Michael: What does it mean to you to see Exploria Stadium rocking, as someone who was here before the MLS years and who helped build the foundation for everything that came later?

JW: It was a lot of people. Much like every other club, everybody’s a piece to the puzzle. Some people have to put up the money to have to be able to fund the team and make these things happen. Or maybe the corner pieces that you can’t really do without. Or maybe a big piece right in the middle. And some are pieces are off in the distance. And if a couple of pieces are missing you can still make out what the picture is, and it’s not make or break. But every piece is needed to complete it.

I’m very thankful for my time having been there. There’s a reason I’m still outspoken about it, because it was that great and I hope we get back to that point. Look, however it ended, good, bad, or indifferent, everybody cares about this club. You can’t be a part of Orlando City and not feel the passion that the Iron Lion has, or the Ruckus has, or The Wall has, or that stadium has. It drives inspiration to a player. I know how great it can be and I was lucky to be a part of that because I know it can be something very, very special. And I don’t think it’s far off from getting back to that point.
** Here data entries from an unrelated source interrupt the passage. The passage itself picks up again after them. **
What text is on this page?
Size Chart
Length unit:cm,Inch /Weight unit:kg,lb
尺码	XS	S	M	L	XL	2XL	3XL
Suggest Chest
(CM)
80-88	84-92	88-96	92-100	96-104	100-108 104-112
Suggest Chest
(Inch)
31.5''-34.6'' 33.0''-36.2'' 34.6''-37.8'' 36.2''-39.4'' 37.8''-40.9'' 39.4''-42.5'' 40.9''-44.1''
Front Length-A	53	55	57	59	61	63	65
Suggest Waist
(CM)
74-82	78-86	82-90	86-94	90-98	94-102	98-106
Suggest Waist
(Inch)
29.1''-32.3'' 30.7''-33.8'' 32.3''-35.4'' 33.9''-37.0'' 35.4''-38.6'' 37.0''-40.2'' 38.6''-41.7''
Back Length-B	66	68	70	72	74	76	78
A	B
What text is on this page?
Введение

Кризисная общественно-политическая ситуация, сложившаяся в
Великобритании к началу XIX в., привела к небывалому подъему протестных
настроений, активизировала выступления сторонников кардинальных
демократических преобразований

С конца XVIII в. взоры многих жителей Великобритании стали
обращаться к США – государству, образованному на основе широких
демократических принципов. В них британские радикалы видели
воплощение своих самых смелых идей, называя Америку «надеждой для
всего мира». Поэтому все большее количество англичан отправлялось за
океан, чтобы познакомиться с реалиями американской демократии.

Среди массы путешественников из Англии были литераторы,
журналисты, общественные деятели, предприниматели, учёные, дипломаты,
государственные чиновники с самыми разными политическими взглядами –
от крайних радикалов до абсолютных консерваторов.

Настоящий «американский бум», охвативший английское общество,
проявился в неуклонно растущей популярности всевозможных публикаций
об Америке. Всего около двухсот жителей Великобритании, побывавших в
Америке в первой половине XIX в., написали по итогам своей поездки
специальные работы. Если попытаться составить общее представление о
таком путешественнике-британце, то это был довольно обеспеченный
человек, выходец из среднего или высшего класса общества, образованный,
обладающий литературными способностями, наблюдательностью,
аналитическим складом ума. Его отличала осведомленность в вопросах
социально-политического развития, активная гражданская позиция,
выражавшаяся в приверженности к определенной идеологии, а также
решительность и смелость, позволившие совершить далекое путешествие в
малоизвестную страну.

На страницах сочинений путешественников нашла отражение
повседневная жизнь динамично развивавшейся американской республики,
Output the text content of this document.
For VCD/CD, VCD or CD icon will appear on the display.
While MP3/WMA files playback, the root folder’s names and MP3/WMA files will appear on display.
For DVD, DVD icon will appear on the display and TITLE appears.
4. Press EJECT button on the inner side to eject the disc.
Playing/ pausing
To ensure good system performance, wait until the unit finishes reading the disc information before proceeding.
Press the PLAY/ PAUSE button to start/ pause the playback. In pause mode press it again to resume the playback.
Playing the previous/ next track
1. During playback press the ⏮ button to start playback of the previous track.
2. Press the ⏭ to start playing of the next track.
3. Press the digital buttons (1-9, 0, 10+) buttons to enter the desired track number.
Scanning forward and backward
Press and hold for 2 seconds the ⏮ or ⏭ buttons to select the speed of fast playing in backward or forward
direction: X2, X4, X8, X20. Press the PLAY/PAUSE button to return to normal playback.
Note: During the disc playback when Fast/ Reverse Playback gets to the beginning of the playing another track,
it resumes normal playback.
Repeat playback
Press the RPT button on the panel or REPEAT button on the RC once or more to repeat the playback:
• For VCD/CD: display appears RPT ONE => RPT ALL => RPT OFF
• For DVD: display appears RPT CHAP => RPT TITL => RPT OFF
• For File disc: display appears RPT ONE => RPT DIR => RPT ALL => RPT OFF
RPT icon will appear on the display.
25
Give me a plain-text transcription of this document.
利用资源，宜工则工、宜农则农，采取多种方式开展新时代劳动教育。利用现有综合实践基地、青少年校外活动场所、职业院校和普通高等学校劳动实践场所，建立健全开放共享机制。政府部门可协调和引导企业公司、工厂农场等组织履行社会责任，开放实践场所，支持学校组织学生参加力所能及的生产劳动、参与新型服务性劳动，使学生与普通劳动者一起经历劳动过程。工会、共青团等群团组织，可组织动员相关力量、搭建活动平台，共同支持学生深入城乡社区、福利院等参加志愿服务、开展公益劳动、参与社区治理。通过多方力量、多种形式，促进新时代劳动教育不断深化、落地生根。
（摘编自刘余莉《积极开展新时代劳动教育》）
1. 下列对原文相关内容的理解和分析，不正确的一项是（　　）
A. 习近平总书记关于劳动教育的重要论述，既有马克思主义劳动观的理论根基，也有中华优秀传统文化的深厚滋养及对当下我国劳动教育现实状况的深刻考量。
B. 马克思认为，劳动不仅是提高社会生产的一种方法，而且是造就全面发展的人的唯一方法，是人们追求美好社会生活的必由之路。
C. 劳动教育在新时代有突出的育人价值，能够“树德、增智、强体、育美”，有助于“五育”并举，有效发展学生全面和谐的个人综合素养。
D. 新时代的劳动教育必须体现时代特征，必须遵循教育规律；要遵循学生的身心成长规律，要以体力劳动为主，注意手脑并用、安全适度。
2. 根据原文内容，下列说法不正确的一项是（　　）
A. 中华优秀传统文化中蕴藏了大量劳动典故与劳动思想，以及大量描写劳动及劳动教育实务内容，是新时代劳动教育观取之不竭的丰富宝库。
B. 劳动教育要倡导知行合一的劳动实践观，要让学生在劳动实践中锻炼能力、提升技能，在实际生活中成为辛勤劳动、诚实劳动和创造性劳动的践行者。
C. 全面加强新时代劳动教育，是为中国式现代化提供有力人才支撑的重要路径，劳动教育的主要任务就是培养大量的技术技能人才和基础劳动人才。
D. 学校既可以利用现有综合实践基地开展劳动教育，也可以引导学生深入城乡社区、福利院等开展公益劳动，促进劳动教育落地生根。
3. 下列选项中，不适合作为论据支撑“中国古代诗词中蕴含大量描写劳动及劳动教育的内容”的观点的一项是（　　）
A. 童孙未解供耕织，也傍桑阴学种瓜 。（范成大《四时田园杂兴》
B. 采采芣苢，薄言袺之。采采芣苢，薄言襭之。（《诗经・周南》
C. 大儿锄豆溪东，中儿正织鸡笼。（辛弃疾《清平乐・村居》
It’s just going to take a little bit of something, a little bit of patience, a little bit of time, and a little bit of faith and the right people doing it. Hopefully people will get the opportunity to right the ship and I’ll be the happiest person when it gets back to that point and, like I said, I think that could be sooner rather than later.

Michael: Obviously Dom Dwyer and Adrian Heath have a great admiration and respect for each other. Knowing them and what a tough season Dom’s had on the field, what do you think we’d see from him if he scored on Minnesota? Would his celebration be muted? Would we get the back flip?

JW: Dom is free to do whatever he wants. It’ll never change the good times we had together as a group. I know without a doubt that Adrian Heath was incredibly instrumental in Dom’s career and Dom was very instrumental in Adrian’s rise with Orlando City and how well the team did. So there’s a lot of respect both ways. If Dom wants to celebrate with a flip, go for it, because I know right now he’s wanting to score more goals and contributing more than he has been lately. So I know it’ll mean a lot for him to get back on the score sheet. And I want to see him back on the score sheet. I don’t want it to be Saturday night unless it’s in a losing effort. But I also wouldn’t be surprised to see him keep the celebration muted out of respect for Adrian Heath. Either way, it’s not going to change anything. Hopefully he scores a hat trick and Minnesota wins 4-3 so everybody can be happy. (Laughs)

But I love that guy. I hope the fans stick with him because I know he can get turned around. I know he’s desperate to score. I’ve talked to him. He loves it in Orlando. He loves the fans there. It’s just that sometimes when you’re a forward the goal seems like it’s 30 yards wide and some days it feels like it’s three feet wide. Once the dam breaks, it’ll start coming in floods again and it’ll be all normal again. He’ll be Dom effin’ Dwyer, scoring when he wants.